Before each experiment, twenty flies were transferred to an empty vial and anesthetized on ice for two min. Subsequently, flies were transferred to the UFO arena. They were given a recovery period of 10 min to explore the arena before starting the experiment. One complete experiment consisted of five activation cycles and each activation cycle lasted 15 min and included 5 min of exposure to red light at an intensity of 3.19 mW/cm2, for a total duration of 90 min per experiment. All experiments were conducted under low brightness (0.112 mW/cm2) white light conditions. For each neuromodulator line, the experimental flies and control flies were recorded simultaneously in two separate UFOs situated in the same enclosure. Both the protocol and video acquisition were controlled with custom-written MATLAB code.

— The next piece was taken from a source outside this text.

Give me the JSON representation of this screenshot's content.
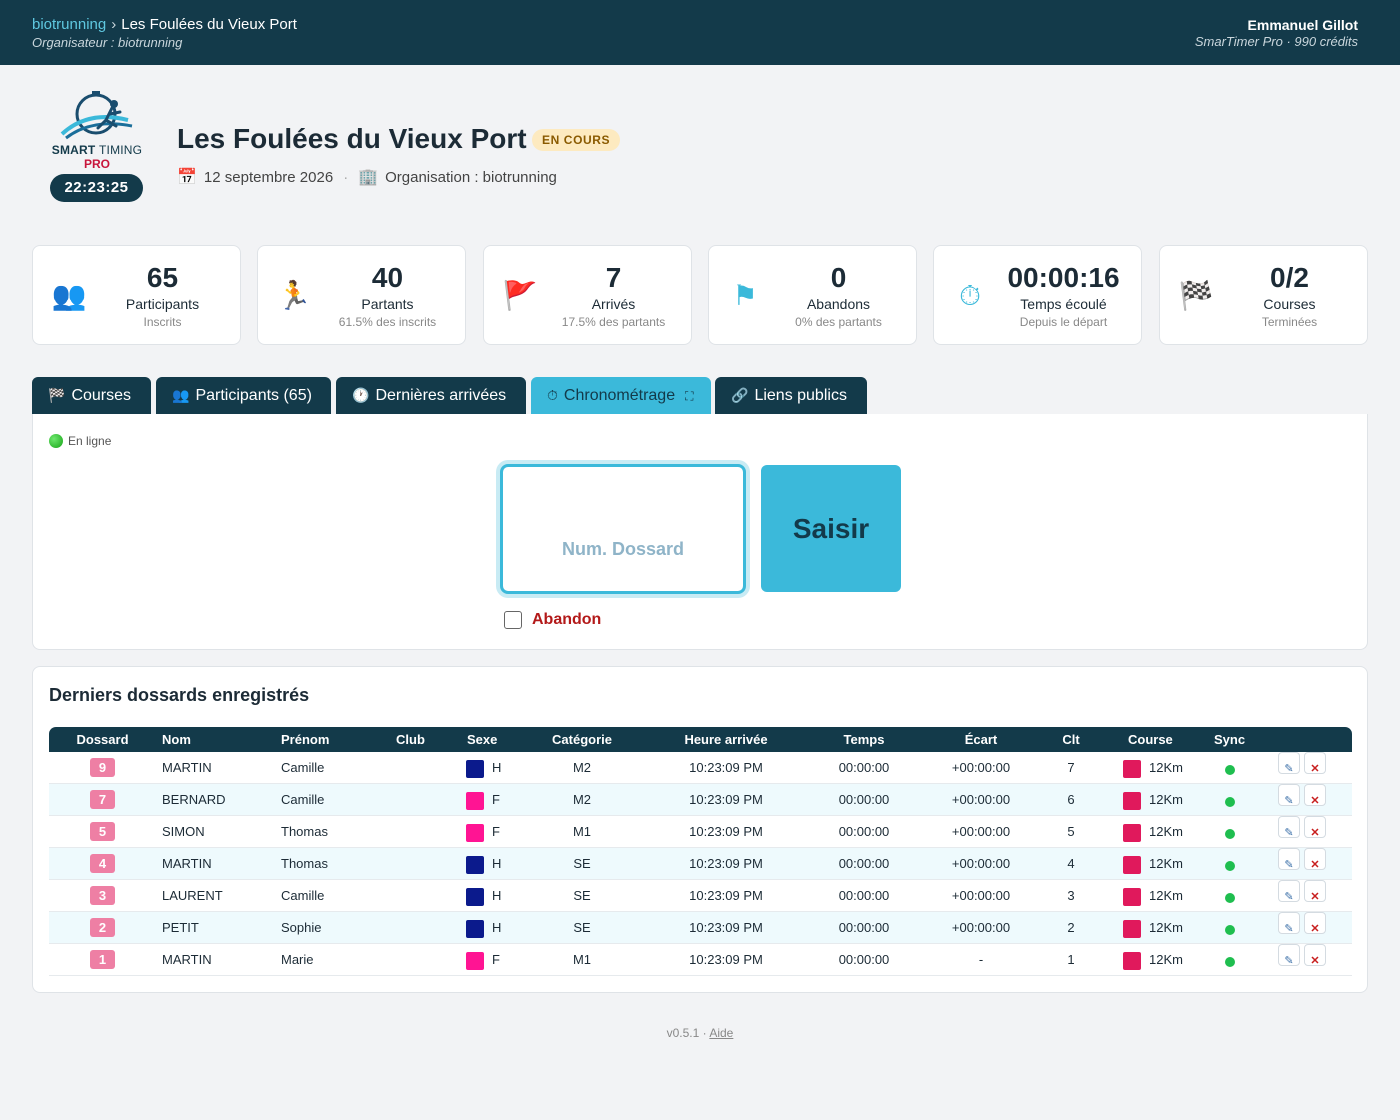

Movement of flies was tracked using the Caltech Fly Tracker software57. A detailed description of the tracking software is available at https://kristinbranson.github.io/FlyTracker/index.html. The position of individual flies was extracted from the videos on a frame-by-frame basis and features like translational and angular velocity were further computed in MATLAB. A 2 s median filter, which corresponds to less than 1% of the 300 s stimulation window, was applied prior to analysis. We excluded flies that died during the experiments from the tracking dataset prior to analysis. We conducted a minimum of 2 replicates for each experimental line and its corresponding controls and combined their data for further analysis. For plotting the average velocity across all flies, we implemented a data down-sampling by a factor of 20. Statistical analysis was conducted using MATLAB with the Wilcoxon rank-sum test.

Additional information

Acknowledgements

We thank Haluk Lacin (University of Missouri-Kansas City) who provided fly lines for activation experiments and Jan A. Veenstra (University of Bordeaux) for sharing the DILP2 antibody. We thank Konrad Öchsner for technical assistance, Charlotte Helfrich-Förster and Wolfgang Rössler (all Julius-Maximilians-Universität of Würzburg) for sharing resources, and Christian Wegener and Meet Zandawala (both JMU) for helpful discussions. Tanja A. Godenschwege (Florida Atlantic University), Chris J. Dallmann, Sander Liessem, and Martina Held (all JMU) shared valuable feedback on the manuscript. This work was supported by a grant from the Deutsche Forschungsgemeinschaft (DFG) to J.M.A. via the Emmy Noether program (DFG AC 371/1-1), and by a grant from the DFG to J.M.A. as part of the NSF/CIHR/DFG/FRQ/UKRI-MRC Next Generation Networks for Neuroscience (Neuronex) Program (DFG AC 371/2-1).

Author contributions

Writing – original draft, R.S.B. and J.M.A.; writing – review & editing, R.S.B., T.B. and J.M.A.; patch-clamp recordings, R.S.B.; behavioral experiments, F.M.I., anatomy, R.S.B; software, F.C.-M., T. B. and J.M.A.; formal analysis, R.S.B., F.M.I., F.C.-M.; supervision, J.M.A.; project conceptualization, R.S.B. and J.M.A; project administration, J.M.A; funding acquisition, J.M.A.

Data availability

The raw data contained in all figures can be accessed under the following link: https://figshare.com/s/d80916b520672ba7bad3

Competing interest statement

The authors declare no competing interests, financial or otherwise.